Nascida do misterioso pseudônimo literário Andrea Killmore — posteriormente revelado como a brilhante união entre a criminologista Ilana Casoy e o mestre do suspense Raphael Montes —, a obra é um marco para o thriller policial brasileiro. Longe de ser apenas mais um produto de entretenimento descartável, a série constrói um espelho incômodo e ultraviolento da nossa própria sociedade.
O Horror Oculto no Cotidiano
O grande acerto da produção é utilizar a estrutura clássica de um suspense investigativo para expor uma ferida aberta e purulenta do Brasil: a violência doméstica. Ao nos lembrar de que no país uma mulher é agredida a cada quatro minutos, a série retira o espectador de sua zona de conforto.
Acompanhamos a escrivã Verônica Torres (Tainá Müller), cuja apatia burocrática é estilhaçada após presenciar um suicídio traumático dentro da própria delegacia. Essa quebra de inércia a lança em uma cruzada que, inevitavelmente, cruza o caminho de Janete (Camila Morgado) e seu marido, o policial militar Brandão (Eduardo Moscovis). O que se revela não é apenas um caso de abusos no lar, mas o covil de um serial killer implacável.
“A violência não é sugerida ou higienizada; ela é gráfica, explícita e angustiante. O verdadeiro terror, muitas vezes, dorme na mesma cama que a vítima.”

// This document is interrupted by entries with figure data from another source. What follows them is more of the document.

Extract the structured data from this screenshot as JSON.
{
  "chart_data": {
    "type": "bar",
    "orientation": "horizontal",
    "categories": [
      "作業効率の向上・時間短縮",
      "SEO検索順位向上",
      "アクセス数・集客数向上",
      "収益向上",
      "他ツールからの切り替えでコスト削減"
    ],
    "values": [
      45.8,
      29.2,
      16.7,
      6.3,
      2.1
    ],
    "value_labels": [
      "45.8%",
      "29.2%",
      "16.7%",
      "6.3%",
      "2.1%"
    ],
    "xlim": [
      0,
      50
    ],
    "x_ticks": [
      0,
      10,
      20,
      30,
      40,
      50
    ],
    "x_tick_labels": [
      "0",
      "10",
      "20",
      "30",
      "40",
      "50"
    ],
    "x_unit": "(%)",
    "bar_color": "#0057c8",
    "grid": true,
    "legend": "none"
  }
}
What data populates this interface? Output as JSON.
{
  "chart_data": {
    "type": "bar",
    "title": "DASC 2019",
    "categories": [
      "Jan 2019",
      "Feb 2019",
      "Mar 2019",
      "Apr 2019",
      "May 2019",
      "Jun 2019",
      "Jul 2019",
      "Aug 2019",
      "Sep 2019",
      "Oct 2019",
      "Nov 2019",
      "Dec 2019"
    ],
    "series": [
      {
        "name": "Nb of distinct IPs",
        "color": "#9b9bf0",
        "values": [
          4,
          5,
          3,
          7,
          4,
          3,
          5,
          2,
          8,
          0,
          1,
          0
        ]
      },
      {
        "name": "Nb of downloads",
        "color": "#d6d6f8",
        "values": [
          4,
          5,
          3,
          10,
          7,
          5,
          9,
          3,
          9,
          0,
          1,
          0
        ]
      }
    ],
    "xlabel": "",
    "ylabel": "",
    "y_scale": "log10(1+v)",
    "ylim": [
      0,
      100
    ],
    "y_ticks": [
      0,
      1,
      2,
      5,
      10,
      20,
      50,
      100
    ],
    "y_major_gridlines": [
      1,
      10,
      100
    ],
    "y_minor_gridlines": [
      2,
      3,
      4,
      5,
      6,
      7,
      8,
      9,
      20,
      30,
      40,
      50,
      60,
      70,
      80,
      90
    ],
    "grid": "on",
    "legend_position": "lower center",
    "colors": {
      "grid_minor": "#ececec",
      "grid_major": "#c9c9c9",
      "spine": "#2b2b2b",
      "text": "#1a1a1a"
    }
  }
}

A série exige estômago. Contudo, a direção e o roteiro tratam o tema com uma urgência e zelo que justificam a brutalidade visual.
Performances em Estado de Tensão Máxima
Se o roteiro de Montes e Casoy fornece a fundação de chumbo, o elenco constrói o edifício opressivo da trama com atuações viscerais:
- A Presa e o Predador: A química entre Camila Morgado e Eduardo Moscovis é o motor do desconforto da série. Moscovis entrega um Brandão aterrorizante justamente por sua dualidade. Ele não é um monstro caricato em tempo integral; os momentos de falsa ternura tornam suas explosões de sadismo ainda mais chocantes. Do outro lado, Morgado constrói uma Janete que se comunica pelo silêncio, pelo olhar aterrorizado e pela respiração contida, traduzindo com perfeição a paralisia imposta pelo ciclo do abuso.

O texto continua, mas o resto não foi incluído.